India has spent 32 million dollars on a tsunami warning system designed to detect all earthquakes above a magnitude of six on the Richter scale in the Indian Ocean, apparently within 20 minutes.

Sri Lanka is ready to send SMS warning alerts to mobile phones in the event of a disaster, while Thailand has set up 103 towers equipped with loudspeakers along the coast and has increased its radio reach in the six seaside provinces.

Indonesia has installed tsunami sirens in Banda Aceh, Bali and Padang, part of an integrated early warning system that relies on seismographs, satellites, tide gauges and deep-sea buoys to measure sudden surges in sea levels.

Despite such efforts, Danny Hilman Natawidjaja, an earthquake expert with the Indonesian Institute of Sciences said many Indonesians were "still clueless" about how to identify and escape a tsunami.

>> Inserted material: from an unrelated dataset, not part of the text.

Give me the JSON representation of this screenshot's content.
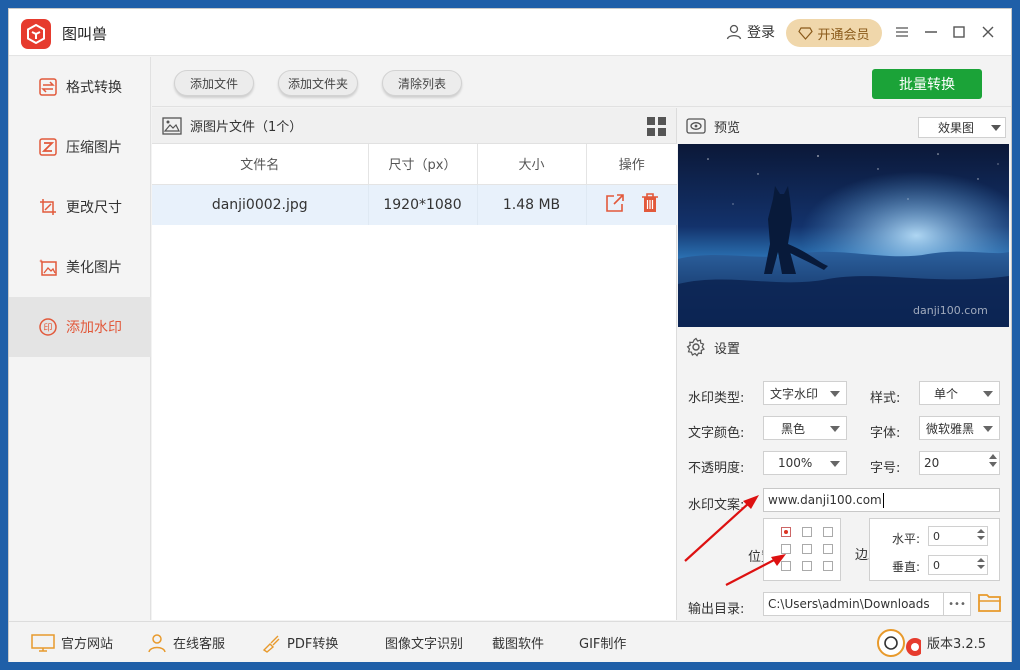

"The drills from the Disaster Management Agency are yet to be effective. They have a lot to learn," he said.

The agency has carried out about 10 drills since 2004 but "there is still a considerable amount of delay time in the tsunami early warning system," Natawidjaja said.

Corruption worries

As the reconstruction effort winds down, there are also concerns about corruption related to the distribution of billions of dollars of international aid.

Indonesia's tsunami reconstruction agency finished its work in April, having spent almost seven billion dollars on rebuilding including 140,000 new homes, 1,759 school buildings, 363 bridges and 13 airports.

The reconstruction effort has generally been hailed as a success, but relief agencies have complained about widespread graft and questions remain about how much of the international aid was actually spent as intended.

In Sri Lanka, the government is under pressure from a leading anti-corruption group to account for nearly half of the 2.2 billion dollars pledged to the country by foreign donors.

The country will mark the anniversary with a drill to test the preparedness of people living along the island's coastline, Human Rights and Disaster Management minister Mahinda Samarasinghe said Friday.

An estimated 31,000 people were killed in Sri Lanka while a million people were driven out of their homes.